Outras nações da Europa engajaram-se nesse tipo de mudança. O Fundo Nacional de Pesquisa de Luxemburgo adotou em 2021 um modelo de currículo narrativo para pesquisadores em busca de financiamento que, de acordo com suas diretrizes, busca “permitir que um candidato seja avaliado de forma mais justa de acordo com sua visão científica, experiência e contribuições para a ciência e a sociedade, em vez de basear-se apenas em métricas, títulos de periódicos e outras informações que não representam integralmente o potencial de um pesquisador”. De acordo com o documento, outro objetivo é “nivelar o campo de jogo” para candidatos em diferentes níveis de carreira. Como cada um só pode informar um conjunto restrito de contribuições, jovens pesquisadores conseguem disputar os recursos com os veteranos que têm uma produção científica mais extensa.
Os Países Baixos têm uma experiência destacada – e controversa – com currículos narrativos. Desde 2019, a Organização Holandesa para a Pesquisa Científica (NWO) vetou a apresentação de listas exaustivas de artigos por pesquisadores que submetem projetos. Em vez disso, eles foram desafiados a fazer uma relação de não mais de 10 trabalhos de sua autoria, acompanhados de uma descrição dos motivos pelos quais o requerente considera aqueles resultados importantes.

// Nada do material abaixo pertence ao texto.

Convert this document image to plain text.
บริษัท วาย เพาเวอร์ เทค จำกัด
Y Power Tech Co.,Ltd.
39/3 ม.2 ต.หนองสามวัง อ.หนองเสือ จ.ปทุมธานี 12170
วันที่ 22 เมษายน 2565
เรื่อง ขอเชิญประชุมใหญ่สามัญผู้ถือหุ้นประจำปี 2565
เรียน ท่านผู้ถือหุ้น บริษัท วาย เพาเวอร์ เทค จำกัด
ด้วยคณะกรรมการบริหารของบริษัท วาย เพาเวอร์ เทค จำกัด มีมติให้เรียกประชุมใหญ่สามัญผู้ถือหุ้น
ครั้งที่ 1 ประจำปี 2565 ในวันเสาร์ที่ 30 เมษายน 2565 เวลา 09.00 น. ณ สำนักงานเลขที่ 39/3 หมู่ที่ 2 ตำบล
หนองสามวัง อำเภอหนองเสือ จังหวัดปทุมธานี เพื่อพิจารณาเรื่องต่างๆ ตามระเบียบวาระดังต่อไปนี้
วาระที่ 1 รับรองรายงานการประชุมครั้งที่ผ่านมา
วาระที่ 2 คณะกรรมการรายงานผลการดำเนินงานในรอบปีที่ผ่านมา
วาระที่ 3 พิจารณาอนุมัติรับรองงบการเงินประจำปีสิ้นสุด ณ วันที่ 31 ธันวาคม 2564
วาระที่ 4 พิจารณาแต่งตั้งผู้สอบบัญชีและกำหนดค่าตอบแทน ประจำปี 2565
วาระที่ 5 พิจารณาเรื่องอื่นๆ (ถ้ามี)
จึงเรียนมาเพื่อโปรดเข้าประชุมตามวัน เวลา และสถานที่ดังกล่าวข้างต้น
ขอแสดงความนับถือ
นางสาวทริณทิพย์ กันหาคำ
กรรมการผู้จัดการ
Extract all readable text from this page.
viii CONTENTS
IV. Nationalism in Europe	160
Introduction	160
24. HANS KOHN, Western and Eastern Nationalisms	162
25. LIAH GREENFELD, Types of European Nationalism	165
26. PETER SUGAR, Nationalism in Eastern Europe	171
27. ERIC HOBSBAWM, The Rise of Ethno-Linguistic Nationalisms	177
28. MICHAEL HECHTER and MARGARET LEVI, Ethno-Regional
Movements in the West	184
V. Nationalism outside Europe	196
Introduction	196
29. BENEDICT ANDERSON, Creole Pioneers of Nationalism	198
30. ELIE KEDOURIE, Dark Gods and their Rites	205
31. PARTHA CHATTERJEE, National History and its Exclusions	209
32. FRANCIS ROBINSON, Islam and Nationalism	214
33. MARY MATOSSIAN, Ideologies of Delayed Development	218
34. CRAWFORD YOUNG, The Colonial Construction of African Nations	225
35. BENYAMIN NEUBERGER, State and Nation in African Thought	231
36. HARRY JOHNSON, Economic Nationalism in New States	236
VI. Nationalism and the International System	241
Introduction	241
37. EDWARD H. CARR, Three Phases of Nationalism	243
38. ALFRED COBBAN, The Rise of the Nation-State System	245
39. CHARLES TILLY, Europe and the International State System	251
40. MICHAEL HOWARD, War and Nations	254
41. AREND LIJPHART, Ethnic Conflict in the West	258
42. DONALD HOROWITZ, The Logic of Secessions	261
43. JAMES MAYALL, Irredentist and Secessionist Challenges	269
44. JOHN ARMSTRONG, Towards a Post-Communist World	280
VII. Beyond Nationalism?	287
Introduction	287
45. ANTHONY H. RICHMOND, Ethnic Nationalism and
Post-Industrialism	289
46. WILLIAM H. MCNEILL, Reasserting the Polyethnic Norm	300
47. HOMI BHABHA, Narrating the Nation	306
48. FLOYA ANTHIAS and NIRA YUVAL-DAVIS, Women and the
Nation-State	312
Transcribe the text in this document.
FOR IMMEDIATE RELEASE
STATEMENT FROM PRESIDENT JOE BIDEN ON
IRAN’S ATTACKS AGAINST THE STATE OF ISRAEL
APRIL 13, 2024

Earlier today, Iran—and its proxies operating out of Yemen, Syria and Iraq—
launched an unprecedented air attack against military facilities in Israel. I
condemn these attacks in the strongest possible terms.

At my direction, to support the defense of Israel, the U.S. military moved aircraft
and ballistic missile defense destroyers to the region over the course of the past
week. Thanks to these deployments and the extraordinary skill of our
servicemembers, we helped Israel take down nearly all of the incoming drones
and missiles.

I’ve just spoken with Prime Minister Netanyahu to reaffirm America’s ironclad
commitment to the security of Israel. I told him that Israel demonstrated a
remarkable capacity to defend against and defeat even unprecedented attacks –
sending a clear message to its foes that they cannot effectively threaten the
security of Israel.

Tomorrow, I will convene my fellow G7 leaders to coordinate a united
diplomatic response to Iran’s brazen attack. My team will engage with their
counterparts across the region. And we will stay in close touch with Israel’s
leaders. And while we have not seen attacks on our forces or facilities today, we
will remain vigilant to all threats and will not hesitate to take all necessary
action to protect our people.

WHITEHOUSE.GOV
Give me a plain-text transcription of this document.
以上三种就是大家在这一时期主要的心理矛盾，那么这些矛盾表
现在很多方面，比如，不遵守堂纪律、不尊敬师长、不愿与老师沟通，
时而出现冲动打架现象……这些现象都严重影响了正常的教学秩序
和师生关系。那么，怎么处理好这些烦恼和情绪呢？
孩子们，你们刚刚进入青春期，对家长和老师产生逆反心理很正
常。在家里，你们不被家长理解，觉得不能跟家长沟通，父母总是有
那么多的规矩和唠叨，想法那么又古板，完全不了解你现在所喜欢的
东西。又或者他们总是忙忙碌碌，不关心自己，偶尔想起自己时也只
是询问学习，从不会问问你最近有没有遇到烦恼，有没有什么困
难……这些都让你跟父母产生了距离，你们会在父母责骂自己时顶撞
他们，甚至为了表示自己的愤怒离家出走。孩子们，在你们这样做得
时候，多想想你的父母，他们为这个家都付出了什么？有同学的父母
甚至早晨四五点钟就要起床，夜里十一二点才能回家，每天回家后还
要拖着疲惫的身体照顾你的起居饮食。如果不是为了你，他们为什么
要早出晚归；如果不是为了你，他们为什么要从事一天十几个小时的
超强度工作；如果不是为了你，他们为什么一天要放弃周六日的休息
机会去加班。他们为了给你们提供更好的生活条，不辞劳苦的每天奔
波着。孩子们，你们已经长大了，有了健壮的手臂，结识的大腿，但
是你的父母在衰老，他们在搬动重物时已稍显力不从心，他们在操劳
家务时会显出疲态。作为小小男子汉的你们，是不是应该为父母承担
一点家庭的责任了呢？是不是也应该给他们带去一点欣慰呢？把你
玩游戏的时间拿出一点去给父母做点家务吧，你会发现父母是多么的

Instituições de ensino superior se uniram a esse esforço em seus processos internos de avaliação – o caso mais extremo é o da Universidade de Utrecht, que decidiu não levar mais em conta indicadores bibliométricos para contratar e promover seus docentes, passando a valorizar a descrição de outros tipos de contribuição, como a formação de recursos humanos e o empenho em trabalhar em equipe, algumas delas de caráter subjetivo (ver Pesquisa FAPESP nº 307). A iniciativa vem causando ruído e tem a oposição de parte da comunidade científica. “Você chega a se emocionar com as histórias, mas é muito difícil usar esses currículos narrativos para fazer uma comparação justa e objetiva dos candidatos”, disse o epidemiologista Lex Bouter, especialista em integridade científica, que foi reitor da Universidade Livre de Amsterdã entre 2006 e 2013. “Ainda precisamos de indicadores quantitativos”, afirmou, em entrevista a Pesquisa FAPESP publicada em abril (ver Pesquisa FAPESP nº 314).
Na avaliação de Jacques Marcovitch, reitor da Universidade de São Paulo (USP) entre 1997 e 2001, a discussão sobre o formato dos currículos narrativos está integrada a um contexto mais amplo, que envolve a expectativa da sociedade para que resultados de pesquisa financiados com dinheiro público produzam impacto na realidade e nas condições de vida das pessoas. Está igualmente inserida em estudos sobre formas responsáveis de avaliação acadêmica. “No fundo, os currículos narrativos buscam incorporar dimensões do impacto da pesquisa que os indicadores consagrados em currículos tradicionais não contêm”, diz Marcovitch, que coordena um projeto financiado pela FAPESP voltado ao desenvolvimento de novas métricas para avaliar o desempenho científico, econômico e cultural das universidades públicas.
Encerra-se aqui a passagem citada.